Il y a quelques semaines, Patrick B. un jeune allemand était appelé à témoigner contre la personne qui lui avait volé son téléphone portable à Berlin au printemps 2009. Rien que de très banal me direz-vous. Sauf que Patrick B., qui est étudiant, était parti dans le cadre d’une formation linguistique en… Australie.

Pas grave, on va se contenter de ses déclarations devant les policiers allemands, pensez-vous ? Que nenni. La justice allemande lui a demandé de faire le voyage pour participer à l’audience, le juge allemand ayant estimé que la présence de la victime était « vitale ». Là, les chiffres parlent d’eux même :

- 16 000 kilomètres parcourus ;

- 8 000 euros de frais de déplacement[1] ;

- 30 secondes de temps de parole de la victime lors de l’audience ;

- 2 jours de détention soit la peine prononcée contre la jeune femme ayant commis le vol, peine qui sera exécutée durant un week-end.

Vous pensez que j’oublie de mentionner que les frais de justice, particulièrement élevés dans ce dossier, on été mis à la charge de la condamnée ? Erreur. Celle-ci étant insolvable, c’est la justice allemande, qui elle ne semble pas connaître la crise, qui supportera le coût du trajet Sydney-Berlin en première classe. 

Selon vous, l’histoire que je viens rapporter est futile puisque piochée dans une rubrique intitulée « insolite »[2] ? Encore tout faux. A la lecture du code de procédure pénale allemand, disponible en français ici, on s’aperçoit que les articles consacrés à la présence du ou des témoins à la barre tiennent une grande importance.

On retiendra notamment les articles suivants dont je ne donne que le sens général :

* Le président ordonne les citations de témoins nécessaires pour les débats (§ 214).

* Si un témoin régulièrement cité ne comparaît pas, les frais occasionnés par la citation lui sont imputés, sauf motif légitime d’absence fourni en temps utile (§ 51).

* Il n’est recouru à la lecture du procès-verbal d’audition du témoin qu’en cas d’impossibilité insurmontable telle que sa mort, sa disparition… En cas d’éloignement important, on tient compte pour décider de citer ou non le témoin à comparaitre de la portée de sa déposition (§ 251).
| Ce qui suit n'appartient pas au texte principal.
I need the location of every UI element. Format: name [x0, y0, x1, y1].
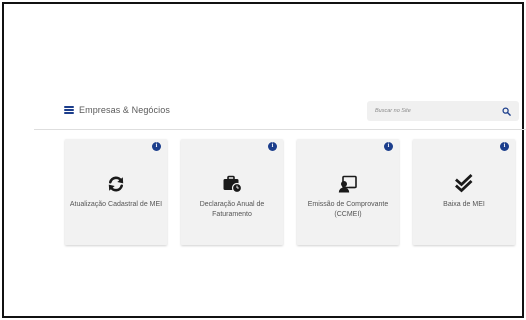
info-icon[interactable]: i [384, 142, 393, 151]
page-header: Empresas & Negócios [64, 99, 524, 127]
service-card-declaracao-anual[interactable]: i Declaração Anual de Faturamento [181, 139, 283, 245]
certificate-user-icon [338, 175, 357, 193]
service-card-atualizacao-cadastral[interactable]: i Atualização Cadastral de MEI [65, 139, 167, 245]
search-box [367, 101, 519, 121]
double-check-icon [455, 174, 473, 193]
services-grid: i Atualização Cadastral de MEI i Declara… [65, 139, 525, 245]
service-card-baixa-mei[interactable]: i Baixa de MEI [413, 139, 515, 245]
info-icon[interactable]: i [268, 142, 277, 151]
briefcase-clock-icon [223, 175, 242, 194]
sync-icon [108, 176, 124, 192]
search-icon[interactable] [502, 106, 511, 116]
info-icon[interactable]: i [152, 142, 161, 151]
browser-frame: Empresas & Negócios i Atualização Cadast… [2, 2, 526, 318]
header-divider [34, 129, 526, 130]
section-title: Empresas & Negócios [79, 105, 170, 115]
info-icon[interactable]: i [500, 142, 509, 151]
hamburger-icon [64, 106, 74, 114]
service-card-label: Atualização Cadastral de MEI [69, 201, 163, 208]
service-card-emissao-ccmei[interactable]: i Emissão de Comprovante (CCMEI) [297, 139, 399, 245]
section-menu-button[interactable]: Empresas & Negócios [64, 105, 170, 115]
service-card-label: Baixa de MEI [443, 201, 485, 208]
search-input[interactable] [375, 101, 502, 121]
service-card-label: Declaração Anual de Faturamento [199, 201, 265, 218]
service-card-label: Emissão de Comprovante (CCMEI) [307, 201, 389, 218]
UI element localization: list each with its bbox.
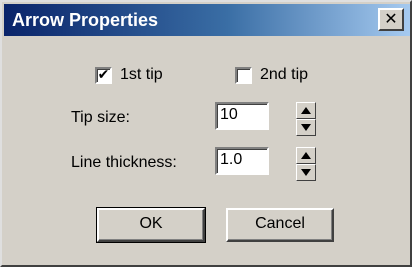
line-thickness-stepper bbox=[296, 147, 316, 181]
title-bar[interactable]: Arrow Properties ✕ bbox=[4, 4, 410, 36]
close-icon: ✕ bbox=[384, 9, 398, 28]
cancel-button[interactable]: Cancel bbox=[226, 208, 334, 242]
arrow-properties-dialog: Arrow Properties ✕ ✔ 1st tip 2nd tip Tip… bbox=[0, 0, 412, 267]
check-icon: ✔ bbox=[97, 66, 110, 83]
ok-button[interactable]: OK bbox=[96, 207, 206, 243]
line-thickness-decrement-button[interactable] bbox=[296, 164, 316, 181]
close-button[interactable]: ✕ bbox=[378, 8, 404, 31]
line-thickness-increment-button[interactable] bbox=[296, 147, 316, 164]
dialog-title: Arrow Properties bbox=[12, 10, 159, 30]
tip-size-stepper bbox=[296, 102, 316, 136]
first-tip-label: 1st tip bbox=[120, 66, 163, 83]
tip-size-label: Tip size: bbox=[71, 109, 130, 126]
tip-size-decrement-button[interactable] bbox=[296, 119, 316, 136]
down-arrow-icon bbox=[301, 169, 311, 176]
first-tip-checkbox-row[interactable]: ✔ 1st tip bbox=[95, 64, 163, 86]
tip-size-increment-button[interactable] bbox=[296, 102, 316, 119]
up-arrow-icon bbox=[301, 152, 311, 159]
tip-size-input[interactable]: 10 bbox=[215, 102, 269, 130]
down-arrow-icon bbox=[301, 124, 311, 131]
second-tip-label: 2nd tip bbox=[260, 66, 309, 83]
second-tip-checkbox-row[interactable]: 2nd tip bbox=[235, 64, 308, 86]
second-tip-checkbox[interactable] bbox=[235, 66, 252, 84]
line-thickness-input[interactable]: 1.0 bbox=[215, 147, 269, 175]
up-arrow-icon bbox=[301, 107, 311, 114]
line-thickness-label: Line thickness: bbox=[71, 154, 177, 171]
first-tip-checkbox[interactable]: ✔ bbox=[95, 66, 112, 84]
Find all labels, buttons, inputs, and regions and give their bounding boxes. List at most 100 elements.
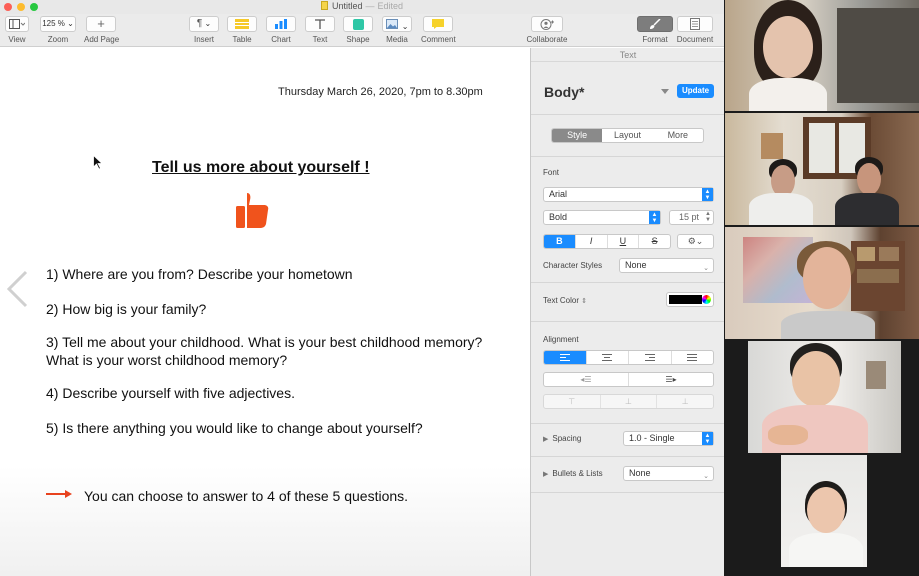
strikethrough-button[interactable]: S [639,235,670,248]
bullets-lists-select[interactable]: None ⌄ [623,466,714,481]
shape-tool[interactable]: Shape [343,16,373,44]
disclosure-triangle-icon: ▶ [543,436,549,443]
spacing-select[interactable]: 1.0 - Single ▲ ▼ [623,431,714,446]
paragraph-style-name[interactable]: Body* [544,84,584,100]
text-color-label[interactable]: Text Color ⇕ [543,296,587,305]
plus-icon: + [97,16,105,31]
pages-window: Untitled — Edited View 125 % ⌄ Zoom + Add … [0,0,724,576]
document-canvas[interactable]: Thursday March 26, 2020, 7pm to 8.30pm T… [0,48,530,576]
align-middle-button[interactable]: ⊥ [601,395,658,408]
table-tool[interactable]: Table [227,16,257,44]
zoom-select[interactable]: 125 % ⌄ [40,16,76,32]
decrease-indent-button[interactable]: ◂☰ [544,373,629,386]
font-weight-select[interactable]: Bold ▲ ▼ [543,210,661,225]
toolbar: View 125 % ⌄ Zoom + Add Page ¶ ⌄ Insert … [0,14,724,47]
chevron-updown-icon: ▲ ▼ [702,188,713,201]
text-tool[interactable]: Text [305,16,335,44]
collaborate-button[interactable] [531,16,563,32]
table-button[interactable] [227,16,257,32]
pilcrow-icon: ¶ [196,18,203,29]
window-title: Untitled — Edited [0,1,724,11]
participant-video-3[interactable] [725,227,919,339]
stepper-arrows-icon[interactable]: ▲ ▼ [705,211,711,223]
add-person-icon [540,19,554,30]
question-4[interactable]: 4) Describe yourself with five adjective… [46,384,295,402]
justify-button[interactable] [672,351,714,364]
view-tool[interactable]: View [5,16,29,44]
chart-tool[interactable]: Chart [266,16,296,44]
spacing-disclosure[interactable]: ▶ Spacing [543,434,581,443]
insert-button[interactable]: ¶ ⌄ [189,16,219,32]
disclosure-triangle-icon: ▶ [543,471,549,478]
add-page-button[interactable]: + [86,16,116,32]
chevron-down-icon[interactable] [661,89,669,94]
advanced-options-gear-button[interactable]: ⚙︎⌄ [677,234,714,249]
participant-video-4[interactable] [748,341,901,453]
font-family-select[interactable]: Arial ▲ ▼ [543,187,714,202]
bold-button[interactable]: B [544,235,576,248]
update-style-button[interactable]: Update [677,84,714,98]
question-2[interactable]: 2) How big is your family? [46,300,206,318]
chevron-down-icon: ⌄ [204,19,212,28]
comment-tool[interactable]: Comment [421,16,456,44]
italic-button[interactable]: I [576,235,608,248]
align-center-icon [602,354,613,363]
chevron-down-icon: ⌄ [703,473,709,480]
insert-tool[interactable]: ¶ ⌄ Insert [189,16,219,44]
participant-video-5[interactable] [781,455,867,567]
edited-status: Edited [377,1,404,11]
thumbs-up-icon [236,193,269,228]
collaborate-tool[interactable]: Collaborate [524,16,570,44]
shape-button[interactable] [343,16,373,32]
align-right-button[interactable] [629,351,672,364]
font-size-field[interactable]: 15 pt ▲ ▼ [669,210,714,225]
document-heading[interactable]: Tell us more about yourself ! [152,159,370,177]
tab-layout[interactable]: Layout [602,129,652,142]
mouse-pointer-icon [93,155,103,170]
align-bottom-icon: ⊥ [681,397,689,406]
question-1[interactable]: 1) Where are you from? Describe your hom… [46,265,353,283]
previous-page-chevron-icon[interactable] [6,270,28,308]
zoom-tool[interactable]: 125 % ⌄ Zoom [40,16,76,44]
character-styles-select[interactable]: None ⌄ [619,258,714,273]
align-top-button[interactable]: ⊤ [544,395,601,408]
color-wheel-icon[interactable] [702,295,711,304]
participant-video-2[interactable] [725,113,919,225]
participant-video-1[interactable] [725,0,919,111]
photo-icon [385,19,398,29]
question-5[interactable]: 5) Is there anything you would like to c… [46,419,423,437]
media-button[interactable]: ⌄ [382,16,412,32]
format-inspector: Text Body* Update Style Layout More Font… [530,48,724,576]
document-tool[interactable]: Document [675,16,715,44]
align-left-button[interactable] [544,351,587,364]
bullets-lists-disclosure[interactable]: ▶ Bullets & Lists [543,469,603,478]
instruction-note[interactable]: You can choose to answer to 4 of these 5… [84,488,408,504]
indent-buttons: ◂☰ ☰▸ [543,372,714,387]
increase-indent-button[interactable]: ☰▸ [629,373,713,386]
question-3[interactable]: 3) Tell me about your childhood. What is… [46,333,486,369]
format-tool[interactable]: Format [636,16,674,44]
view-button[interactable] [5,16,29,32]
align-center-button[interactable] [587,351,629,364]
title-bar: Untitled — Edited [0,0,724,14]
document-button[interactable] [677,16,713,32]
text-box-icon [315,19,325,29]
tab-more[interactable]: More [653,129,703,142]
text-color-well[interactable] [666,292,714,307]
font-section-label: Font [543,168,560,177]
right-arrow-icon [46,490,72,498]
align-bottom-button[interactable]: ⊥ [657,395,713,408]
text-style-buttons: B I U S [543,234,671,249]
add-page-tool[interactable]: + Add Page [84,16,119,44]
gear-icon: ⚙︎⌄ [687,236,704,246]
comment-button[interactable] [423,16,453,32]
color-swatch[interactable] [669,295,702,304]
text-button[interactable] [305,16,335,32]
tab-style[interactable]: Style [552,129,603,142]
chevron-updown-icon: ⇕ [581,298,588,305]
chart-button[interactable] [266,16,296,32]
media-tool[interactable]: ⌄ Media [382,16,412,44]
format-button[interactable] [637,16,673,32]
date-line[interactable]: Thursday March 26, 2020, 7pm to 8.30pm [278,86,483,98]
underline-button[interactable]: U [608,235,640,248]
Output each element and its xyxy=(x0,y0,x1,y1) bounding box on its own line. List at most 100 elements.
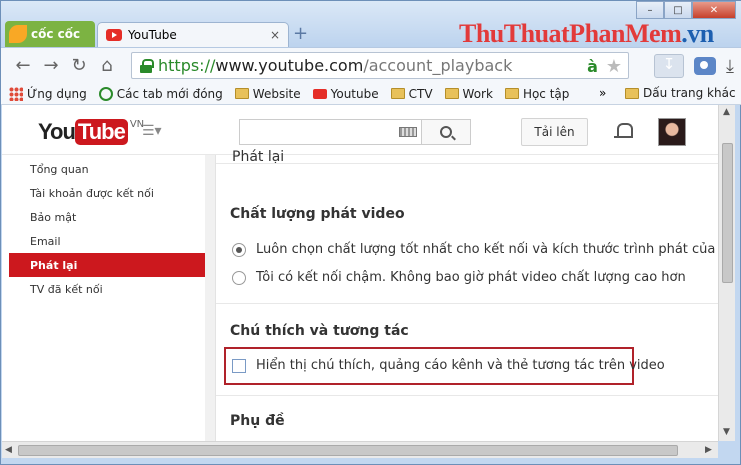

Sans rien connaître le contenu du dossier, il est possible d’imaginer que le seul élément qui mettait en cause la personne poursuivie était le témoignage de la victime, d’où son caractère « vital », les 30 secondes d’intervention se résumant peut-être à dire : « Oui, c’est elle, je la reconnais formellement. »

Loin de faire sourire, cette affaire devrait rendre le justiciable français envieux de ce qui se passe outre Rhin. Le droit d’être confronté avec celui ou à ceux qui vous mettent en cause, c’est-à-dire qui vous accusent d’une infraction, puisque c'est de lui dont il s'agit, est notamment prévu par l’article 6 de la convention européenne des Droits de l’Homme, lequel porte sur le droit à un procès équitable. Ainsi l’aliéna 3 de cet article dispose que :

« Tout accusé a droit notamment à (…) interroger ou faire interroger les témoins à charge et obtenir la convocation et l'interrogation des témoins à décharge dans les mêmes conditions que les témoins à charge ».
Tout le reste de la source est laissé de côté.